The teams square off, and keep playing even though they start running out of light and baseballs. Co-writer/director Carson Lund3 moves around the field, eavesdropping on the players in no rush to go to the Aces for post-game shooters and sliders. Each individual registers so strongly in their brief snippets of chatter and trash talk. The guy who never finishes a thought, the one who is perpetually angry, the kid who knows a lot but doesn’t have anything figured out.4 The legendary Bill “Spaceman” Lee, supreme evangelist for the eephus pitch, wanders out of the woods to serve up a few meatballs along with his crackpot wisdom. The film is bighearted enough to also check in on the spectators who happen by—bored kids, stoners, retirees, supportive family members—as part of its salute to having places to go and people to see.
Today is Opening Day. I’ve written before about what baseball means to me. The OMG Mets helped make 2024 bearable, and I expect to lean into the sport even more this year. I also have no doubt I’ll revisit Eephus, a miraculous movie that captures the feeling I have when I attend a game and stand up to leave when it’s over, taking one more look at the field in the hope that the players will sprint back out, ready to play two. Because where else would I rather be?
What I’m Reading
Speaking of things I needed, atop that list is this gem of an essay by Jason Wilson on drinking wine as an act of resistance. Come for the Wes Anderson love, stay for the shots at wellness culture.
What I’m Drinking
Speaking of Steven Soderbergh, in addition to making movies at a superhuman rate, he also imports Singani 63, the Bolivian eau-de-vie comparable to pisco. He was introduced to it by a crew member during the production of his two-part historical epic Che (2008). In 2019, I spotlighted a Singani cocktail in Noir City magazine. Jeremy Floyd christened his concoction The Bitter Stems after Los Tallos Amargos (1955), a film from Argentina rediscovered and restored by Noir City’s publisher, the Film Noir Foundation. The drink combines Singani with that Argentine obsession Fernet-Branca. Floyd offers two variations, depending on whether you’re using the “more earthy” Argentine version or the “surprisingly sweet” domestic one. Whichever you choose, The Bitter Stems the movie is now playing on the Criterion Channel as part of its Argentine Noir series, with most of the films restored by the FNF.

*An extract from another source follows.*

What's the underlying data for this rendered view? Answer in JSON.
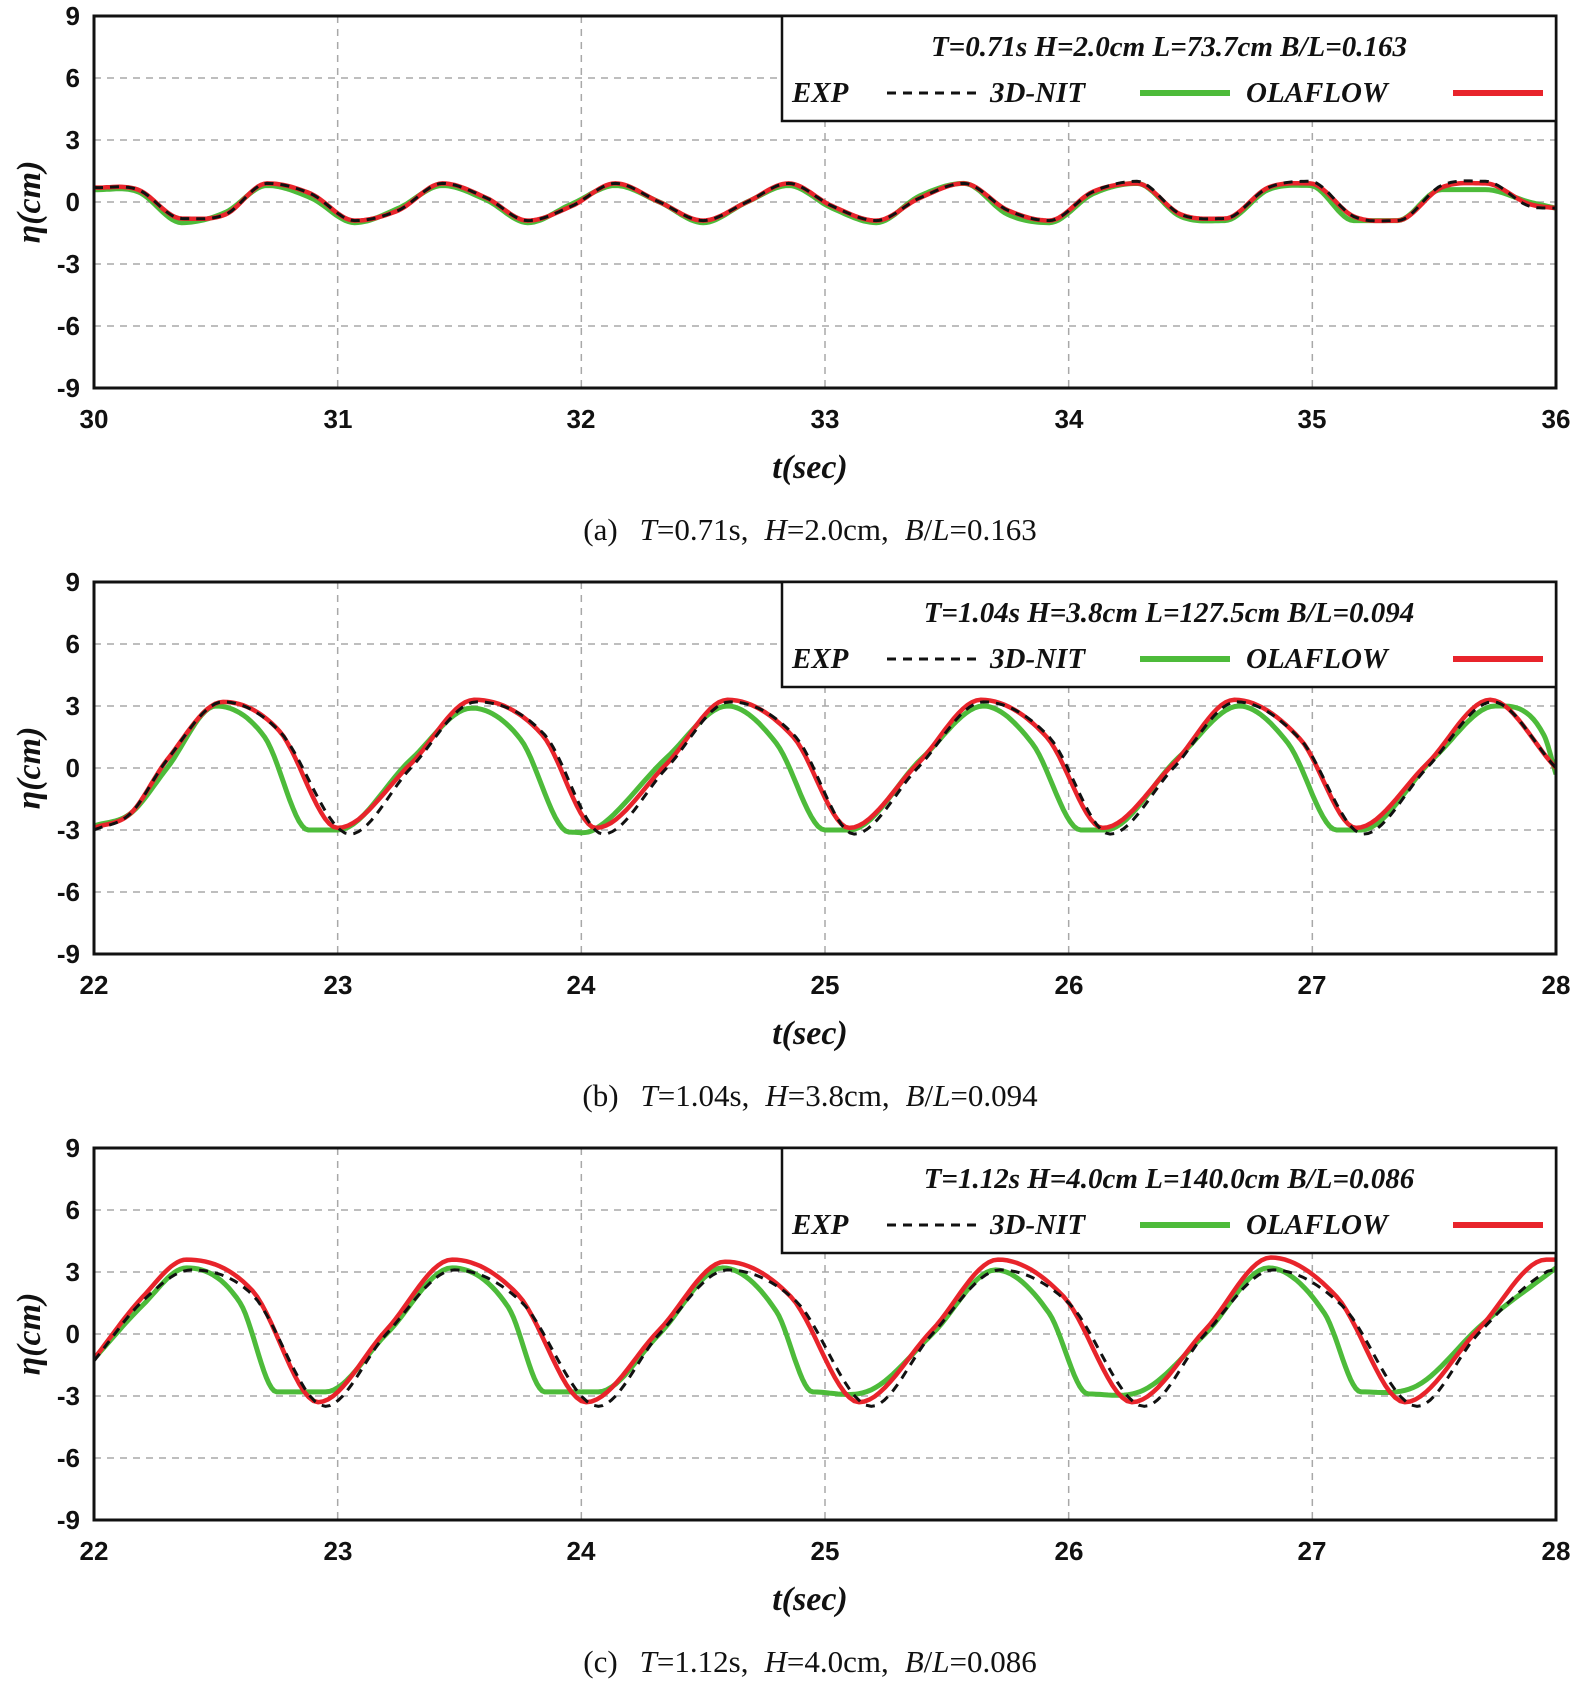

The Bitter Stems, by Jeremy Floyd
1 ½ oz. Singani
¾ oz. sweet vermouth
¾ oz. Argentinian Fernet-Branca, or replace with:
.375 oz. American Fernet-Branca and
.375 oz. Cynar or Averna
Stir. Strain. Garnish with an orange twist.
It’s weird the movies that stick with you. To this day, I parrot Hayden Christensen’s needy, plaintive “Are you mad at me, Chuck?”
Witness the forlorn looks they cast at the adjacent soccer pitch, which has been spared because it’s the sport the kids love.
Lund also served as cinematographer on Christmas Eve in Miller’s Point (2024), from the same filmmaking collective, Omnes Films.
My personal avatar: the dude who mutters “Mother Machree” whenever he exerts himself.